Doing so, though, would mean that any asynchronous concurrent system with interaction between units of work -- a common case -- would be so slow as to be useless.
Far more effective is to limit the # of units of work that are enqueued in the global asynchronous queues at any one time. A GCD semaphore makes this quite easy; you have a single serial queue into which all units of work are enqueued. Every time you dequeue a unit of work, you increment the semaphore. Every time a unit of work is completed, you decrement the semaphore.

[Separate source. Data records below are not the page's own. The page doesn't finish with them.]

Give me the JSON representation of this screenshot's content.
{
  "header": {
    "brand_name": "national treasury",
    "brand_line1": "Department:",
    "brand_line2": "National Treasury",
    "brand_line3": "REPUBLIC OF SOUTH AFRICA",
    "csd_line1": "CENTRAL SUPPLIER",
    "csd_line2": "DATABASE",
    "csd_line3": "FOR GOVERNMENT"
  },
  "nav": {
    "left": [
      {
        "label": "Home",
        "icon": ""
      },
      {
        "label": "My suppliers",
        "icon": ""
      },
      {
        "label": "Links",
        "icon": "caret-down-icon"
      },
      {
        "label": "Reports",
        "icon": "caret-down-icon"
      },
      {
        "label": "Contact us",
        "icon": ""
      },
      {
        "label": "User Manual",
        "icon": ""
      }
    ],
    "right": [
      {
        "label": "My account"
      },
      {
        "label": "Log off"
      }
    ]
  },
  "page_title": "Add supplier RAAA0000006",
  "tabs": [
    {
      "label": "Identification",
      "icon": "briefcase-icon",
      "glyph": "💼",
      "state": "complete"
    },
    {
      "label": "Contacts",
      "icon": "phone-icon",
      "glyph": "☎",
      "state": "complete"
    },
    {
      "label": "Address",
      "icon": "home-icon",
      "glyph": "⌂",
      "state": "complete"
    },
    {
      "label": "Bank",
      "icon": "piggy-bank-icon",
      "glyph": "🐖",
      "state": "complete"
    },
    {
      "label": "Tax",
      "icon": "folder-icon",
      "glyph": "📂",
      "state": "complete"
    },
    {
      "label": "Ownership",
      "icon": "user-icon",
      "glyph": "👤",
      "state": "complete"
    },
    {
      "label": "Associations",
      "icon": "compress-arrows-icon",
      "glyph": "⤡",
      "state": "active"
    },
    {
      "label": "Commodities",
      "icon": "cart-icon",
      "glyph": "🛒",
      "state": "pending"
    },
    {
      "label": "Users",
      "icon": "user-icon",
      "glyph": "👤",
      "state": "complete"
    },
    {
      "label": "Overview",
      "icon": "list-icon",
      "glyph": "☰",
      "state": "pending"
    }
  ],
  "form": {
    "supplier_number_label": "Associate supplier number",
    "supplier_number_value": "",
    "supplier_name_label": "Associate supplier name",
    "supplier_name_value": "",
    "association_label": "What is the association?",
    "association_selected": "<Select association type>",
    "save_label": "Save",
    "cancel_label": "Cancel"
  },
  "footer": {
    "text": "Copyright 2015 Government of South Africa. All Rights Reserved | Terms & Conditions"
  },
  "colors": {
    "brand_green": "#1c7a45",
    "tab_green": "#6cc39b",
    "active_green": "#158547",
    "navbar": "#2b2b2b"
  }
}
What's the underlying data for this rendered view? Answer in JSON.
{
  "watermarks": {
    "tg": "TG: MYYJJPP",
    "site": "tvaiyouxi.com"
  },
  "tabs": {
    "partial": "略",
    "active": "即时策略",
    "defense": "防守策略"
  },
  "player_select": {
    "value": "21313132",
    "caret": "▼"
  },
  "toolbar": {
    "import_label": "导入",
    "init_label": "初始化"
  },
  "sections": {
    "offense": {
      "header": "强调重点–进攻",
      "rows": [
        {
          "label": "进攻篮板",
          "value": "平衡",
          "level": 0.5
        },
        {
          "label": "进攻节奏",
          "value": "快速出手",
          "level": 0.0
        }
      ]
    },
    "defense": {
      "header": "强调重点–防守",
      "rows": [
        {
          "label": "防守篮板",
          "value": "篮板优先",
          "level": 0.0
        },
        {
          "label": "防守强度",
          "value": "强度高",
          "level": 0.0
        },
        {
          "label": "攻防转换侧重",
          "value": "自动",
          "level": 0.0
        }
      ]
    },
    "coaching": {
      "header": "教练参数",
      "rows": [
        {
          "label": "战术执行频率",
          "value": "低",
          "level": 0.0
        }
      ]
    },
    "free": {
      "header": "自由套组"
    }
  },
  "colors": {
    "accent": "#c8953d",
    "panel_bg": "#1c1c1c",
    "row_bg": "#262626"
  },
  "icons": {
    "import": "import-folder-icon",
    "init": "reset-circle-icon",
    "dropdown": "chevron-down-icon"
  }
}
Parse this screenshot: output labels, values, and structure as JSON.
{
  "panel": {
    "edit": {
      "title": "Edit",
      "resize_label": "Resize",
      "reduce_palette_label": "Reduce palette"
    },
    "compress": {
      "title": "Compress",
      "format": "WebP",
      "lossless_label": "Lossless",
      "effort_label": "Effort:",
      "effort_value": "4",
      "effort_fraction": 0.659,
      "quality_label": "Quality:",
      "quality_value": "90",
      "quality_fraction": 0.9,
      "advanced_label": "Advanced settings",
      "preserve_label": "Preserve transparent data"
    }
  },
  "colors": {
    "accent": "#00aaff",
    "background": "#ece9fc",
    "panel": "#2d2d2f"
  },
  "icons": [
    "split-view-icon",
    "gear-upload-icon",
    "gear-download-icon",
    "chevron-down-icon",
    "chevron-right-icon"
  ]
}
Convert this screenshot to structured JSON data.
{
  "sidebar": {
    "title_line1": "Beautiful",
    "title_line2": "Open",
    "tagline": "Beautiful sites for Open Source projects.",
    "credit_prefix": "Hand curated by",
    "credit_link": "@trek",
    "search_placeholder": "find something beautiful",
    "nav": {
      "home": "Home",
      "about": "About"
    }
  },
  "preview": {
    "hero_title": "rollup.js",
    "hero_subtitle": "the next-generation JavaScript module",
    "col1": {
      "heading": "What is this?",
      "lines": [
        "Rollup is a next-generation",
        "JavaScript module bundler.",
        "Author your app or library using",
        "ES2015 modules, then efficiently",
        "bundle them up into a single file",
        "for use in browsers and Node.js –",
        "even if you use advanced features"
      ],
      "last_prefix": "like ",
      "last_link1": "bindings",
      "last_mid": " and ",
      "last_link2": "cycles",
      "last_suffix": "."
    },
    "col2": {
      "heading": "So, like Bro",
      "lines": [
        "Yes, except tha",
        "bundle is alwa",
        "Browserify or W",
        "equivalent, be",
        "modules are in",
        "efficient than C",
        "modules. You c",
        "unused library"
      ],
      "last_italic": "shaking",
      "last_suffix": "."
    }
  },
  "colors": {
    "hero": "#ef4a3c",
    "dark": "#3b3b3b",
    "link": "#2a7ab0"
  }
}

As long as the semaphore is below some maximum value (say, 4), then you enqueue a new unit of work.
If you take something that is normally IO limited, such as tar, and run a bunch of copies in GCD,
It will run more slowly because you are throwing more CPU at an IO-bound task, meaning the IO will be more scattered and there will be more of it at the same time,
No more than N tasks will run at a time, which is the point of GCD, so "a billion queue entries" and "ten queue entries" give you the same thing if you have less than 10 threads,
Your hard drive will be fine.
Even though this question was asked back in May, it's still worth noting that GCD has now provided I/O primitives with the release of 10.7 (OS X Lion). See the man pages for dispatch_read and dispatch_io_create for examples on how to do efficient I/O with the new APIs. They are smart enough to properly schedule I/O against a single disk (or multiple disks) with knowledge of how much concurrency is, or is not, possible in the actual I/O requests.